- From: Timothy B. Terriberry <tterriberry@mozilla.com>
- Date: Fri, 10 Feb 2012 13:19:48 -0800
- CC: public-webrtc@w3.org
Justin Uberti wrote: > To be fair, this is a general problem that affects any signaling API; we > haven't stipulated what can be changed in the remote SDP either, and the > app will always be able to touch that. In the end, we're going to have > to document this regardless. I'm not sure that's strictly a fair comparison. What you actually need to specify is what internal browser state the remote SDP can control (regardless of where it came from... anyone in the signaling chain can lie to you about anything). But having to specify this for both setLocalDescription() and setRemoteDescription() still seems like twice the work of just having to do the latter. I'm trying to help you out here. The use cases for being able to change things like the payload type and SSRC in setLocalDescription() seem pretty marginal, and even modifying the receive codecs doesn't actually seem that critical (you can't add codecs the browser doesn't know about, and even if you remove them before forwarding the SDP to the other side and don't tell the local browser about it, it shouldn't actually matter that the browser is still prepared to receive them: the other side won't know to send them). Which leaves, among the things that my brief perusal of the code suggests libjingle supports changing, RTCP mux, RTP header extensions, and SRTP parameters. I'm not sure why the normal offer-answer process isn't good enough for controlling the first two (i.e., if you want to disable RTCP mux, it's your job to get an ANSWER back from the remote side that tells the browser not to use it), and I suspect we want to be _really_ careful about what we allow the app to control for the last one (I admit I haven't read enough of the code yet to know exactly what is allowed here).
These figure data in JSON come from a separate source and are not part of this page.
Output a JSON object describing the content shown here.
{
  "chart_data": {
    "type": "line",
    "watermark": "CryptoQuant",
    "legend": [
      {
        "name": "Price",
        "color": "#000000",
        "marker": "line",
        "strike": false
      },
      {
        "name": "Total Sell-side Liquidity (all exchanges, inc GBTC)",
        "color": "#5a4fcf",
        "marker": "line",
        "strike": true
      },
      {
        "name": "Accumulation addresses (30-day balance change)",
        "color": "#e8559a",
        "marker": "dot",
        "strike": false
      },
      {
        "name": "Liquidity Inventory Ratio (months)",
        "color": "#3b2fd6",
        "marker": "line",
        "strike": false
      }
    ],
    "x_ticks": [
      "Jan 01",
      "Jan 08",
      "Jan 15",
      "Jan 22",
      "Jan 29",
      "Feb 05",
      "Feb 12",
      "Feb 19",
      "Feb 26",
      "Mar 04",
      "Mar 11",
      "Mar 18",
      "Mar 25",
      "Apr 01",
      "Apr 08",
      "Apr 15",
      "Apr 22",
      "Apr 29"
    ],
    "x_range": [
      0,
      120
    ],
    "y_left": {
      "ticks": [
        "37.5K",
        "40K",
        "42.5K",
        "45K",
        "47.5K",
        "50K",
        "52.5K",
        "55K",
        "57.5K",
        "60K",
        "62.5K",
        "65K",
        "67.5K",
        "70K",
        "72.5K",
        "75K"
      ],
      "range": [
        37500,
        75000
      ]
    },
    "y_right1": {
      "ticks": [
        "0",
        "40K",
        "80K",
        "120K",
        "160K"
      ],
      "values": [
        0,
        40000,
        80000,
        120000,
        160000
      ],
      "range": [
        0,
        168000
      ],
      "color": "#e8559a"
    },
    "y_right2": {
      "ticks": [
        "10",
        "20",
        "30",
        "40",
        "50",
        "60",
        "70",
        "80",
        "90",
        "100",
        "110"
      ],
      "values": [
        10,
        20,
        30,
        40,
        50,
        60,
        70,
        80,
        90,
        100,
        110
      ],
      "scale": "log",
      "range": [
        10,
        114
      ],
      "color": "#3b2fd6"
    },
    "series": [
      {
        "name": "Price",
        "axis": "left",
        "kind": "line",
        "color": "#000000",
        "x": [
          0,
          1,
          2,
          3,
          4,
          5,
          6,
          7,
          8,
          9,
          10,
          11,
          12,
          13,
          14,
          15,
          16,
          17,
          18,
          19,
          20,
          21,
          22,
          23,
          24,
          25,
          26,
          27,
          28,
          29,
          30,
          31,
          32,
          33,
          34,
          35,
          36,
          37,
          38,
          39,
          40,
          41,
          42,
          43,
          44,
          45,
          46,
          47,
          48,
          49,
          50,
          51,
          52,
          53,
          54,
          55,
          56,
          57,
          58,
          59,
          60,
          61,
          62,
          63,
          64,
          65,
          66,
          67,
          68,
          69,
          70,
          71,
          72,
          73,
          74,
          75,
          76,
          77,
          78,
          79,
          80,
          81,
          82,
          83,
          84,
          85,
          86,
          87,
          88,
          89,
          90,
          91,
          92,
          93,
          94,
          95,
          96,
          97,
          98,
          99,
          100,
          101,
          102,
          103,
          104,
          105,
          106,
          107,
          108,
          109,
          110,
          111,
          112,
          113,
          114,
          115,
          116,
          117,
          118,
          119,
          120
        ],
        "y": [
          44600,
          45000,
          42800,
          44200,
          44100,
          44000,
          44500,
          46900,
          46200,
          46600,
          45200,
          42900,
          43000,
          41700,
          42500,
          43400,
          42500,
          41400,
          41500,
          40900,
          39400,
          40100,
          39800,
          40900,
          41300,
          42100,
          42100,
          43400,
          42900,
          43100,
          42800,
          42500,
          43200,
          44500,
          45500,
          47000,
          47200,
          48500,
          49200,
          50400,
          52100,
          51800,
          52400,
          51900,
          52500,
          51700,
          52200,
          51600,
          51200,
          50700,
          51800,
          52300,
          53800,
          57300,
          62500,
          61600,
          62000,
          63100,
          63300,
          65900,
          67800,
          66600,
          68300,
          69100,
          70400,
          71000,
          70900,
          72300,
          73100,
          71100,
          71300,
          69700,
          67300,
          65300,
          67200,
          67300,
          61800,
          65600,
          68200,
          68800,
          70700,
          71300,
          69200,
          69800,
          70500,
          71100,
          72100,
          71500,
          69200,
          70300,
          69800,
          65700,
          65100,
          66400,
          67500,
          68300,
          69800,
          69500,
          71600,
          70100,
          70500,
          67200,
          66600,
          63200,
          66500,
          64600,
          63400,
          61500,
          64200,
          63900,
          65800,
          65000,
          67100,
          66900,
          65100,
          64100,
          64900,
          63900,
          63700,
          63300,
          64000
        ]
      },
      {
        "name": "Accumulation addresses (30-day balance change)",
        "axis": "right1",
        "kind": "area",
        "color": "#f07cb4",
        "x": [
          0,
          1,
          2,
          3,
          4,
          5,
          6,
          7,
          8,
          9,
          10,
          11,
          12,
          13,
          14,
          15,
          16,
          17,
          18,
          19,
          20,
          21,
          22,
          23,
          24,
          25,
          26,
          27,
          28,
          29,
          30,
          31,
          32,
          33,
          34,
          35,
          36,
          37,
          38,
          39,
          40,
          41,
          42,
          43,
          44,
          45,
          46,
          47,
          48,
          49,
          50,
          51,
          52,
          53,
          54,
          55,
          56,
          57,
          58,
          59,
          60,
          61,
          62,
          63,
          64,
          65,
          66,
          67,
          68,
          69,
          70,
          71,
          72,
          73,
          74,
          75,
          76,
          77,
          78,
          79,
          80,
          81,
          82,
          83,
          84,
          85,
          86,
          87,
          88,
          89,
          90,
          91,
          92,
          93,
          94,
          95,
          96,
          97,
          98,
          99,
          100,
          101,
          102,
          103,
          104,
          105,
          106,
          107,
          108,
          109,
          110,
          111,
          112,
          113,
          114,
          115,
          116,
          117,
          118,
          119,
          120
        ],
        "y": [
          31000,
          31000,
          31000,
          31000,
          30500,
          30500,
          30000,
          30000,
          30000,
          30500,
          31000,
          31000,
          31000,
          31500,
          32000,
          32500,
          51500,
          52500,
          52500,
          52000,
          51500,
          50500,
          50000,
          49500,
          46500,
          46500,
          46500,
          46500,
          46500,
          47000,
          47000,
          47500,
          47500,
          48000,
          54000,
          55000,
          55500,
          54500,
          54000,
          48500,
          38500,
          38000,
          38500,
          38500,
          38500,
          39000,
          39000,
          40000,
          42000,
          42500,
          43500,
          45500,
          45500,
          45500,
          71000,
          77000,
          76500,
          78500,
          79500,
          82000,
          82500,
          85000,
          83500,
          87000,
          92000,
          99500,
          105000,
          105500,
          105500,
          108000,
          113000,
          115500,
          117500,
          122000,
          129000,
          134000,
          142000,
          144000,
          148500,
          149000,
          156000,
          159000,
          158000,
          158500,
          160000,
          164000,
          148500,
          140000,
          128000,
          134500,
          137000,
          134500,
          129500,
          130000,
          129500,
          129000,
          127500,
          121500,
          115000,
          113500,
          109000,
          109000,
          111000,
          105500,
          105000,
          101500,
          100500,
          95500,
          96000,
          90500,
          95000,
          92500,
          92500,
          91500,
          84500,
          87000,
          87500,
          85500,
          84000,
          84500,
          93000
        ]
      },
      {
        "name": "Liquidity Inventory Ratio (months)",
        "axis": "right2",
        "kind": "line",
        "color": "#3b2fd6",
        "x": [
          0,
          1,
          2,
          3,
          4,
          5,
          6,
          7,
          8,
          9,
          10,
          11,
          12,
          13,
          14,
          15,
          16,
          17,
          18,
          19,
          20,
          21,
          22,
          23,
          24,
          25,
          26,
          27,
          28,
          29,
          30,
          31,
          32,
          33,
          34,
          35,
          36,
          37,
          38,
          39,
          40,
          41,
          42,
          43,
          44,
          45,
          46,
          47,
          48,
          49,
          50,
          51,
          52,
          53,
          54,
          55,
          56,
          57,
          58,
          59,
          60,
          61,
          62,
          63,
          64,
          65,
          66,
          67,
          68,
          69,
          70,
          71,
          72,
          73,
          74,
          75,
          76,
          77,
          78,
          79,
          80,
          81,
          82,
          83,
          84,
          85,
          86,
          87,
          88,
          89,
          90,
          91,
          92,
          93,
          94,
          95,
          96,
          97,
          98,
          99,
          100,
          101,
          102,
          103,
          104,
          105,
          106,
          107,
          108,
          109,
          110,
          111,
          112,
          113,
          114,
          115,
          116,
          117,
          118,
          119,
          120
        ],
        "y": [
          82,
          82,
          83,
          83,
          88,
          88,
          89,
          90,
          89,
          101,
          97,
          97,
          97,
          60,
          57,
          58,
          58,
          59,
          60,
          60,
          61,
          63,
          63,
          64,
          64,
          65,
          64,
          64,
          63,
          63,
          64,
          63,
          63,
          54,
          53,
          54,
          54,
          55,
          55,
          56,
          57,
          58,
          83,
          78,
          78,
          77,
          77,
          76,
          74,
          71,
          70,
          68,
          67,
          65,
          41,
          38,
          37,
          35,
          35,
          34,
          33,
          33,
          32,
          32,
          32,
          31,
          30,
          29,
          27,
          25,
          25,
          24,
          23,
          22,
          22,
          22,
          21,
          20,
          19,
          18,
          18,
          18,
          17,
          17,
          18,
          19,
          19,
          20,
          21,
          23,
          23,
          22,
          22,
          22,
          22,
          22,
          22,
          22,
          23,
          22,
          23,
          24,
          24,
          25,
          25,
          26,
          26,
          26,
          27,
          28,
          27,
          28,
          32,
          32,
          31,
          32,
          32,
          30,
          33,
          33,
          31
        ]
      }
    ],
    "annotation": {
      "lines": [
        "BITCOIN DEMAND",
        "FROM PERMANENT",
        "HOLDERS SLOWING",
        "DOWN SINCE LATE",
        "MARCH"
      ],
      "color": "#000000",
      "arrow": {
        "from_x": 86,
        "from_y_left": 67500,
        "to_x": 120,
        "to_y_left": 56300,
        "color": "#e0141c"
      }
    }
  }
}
If I'm missing something here (entirely likely!) please help me understand what it is. > be handled simply though; if you send multiple OFFERs, you have to be > ready to receive media for any of them, which simply places constraints > on what the OFFERs can contain. Adding a source, for example, would not > cause a complication here, whereas changing recv codecs would. I'd like to see that example fleshed out into a more complete list of what is and is not allowed ("not allowed" in the sense that the browser is required to detect and reject such an OFFER).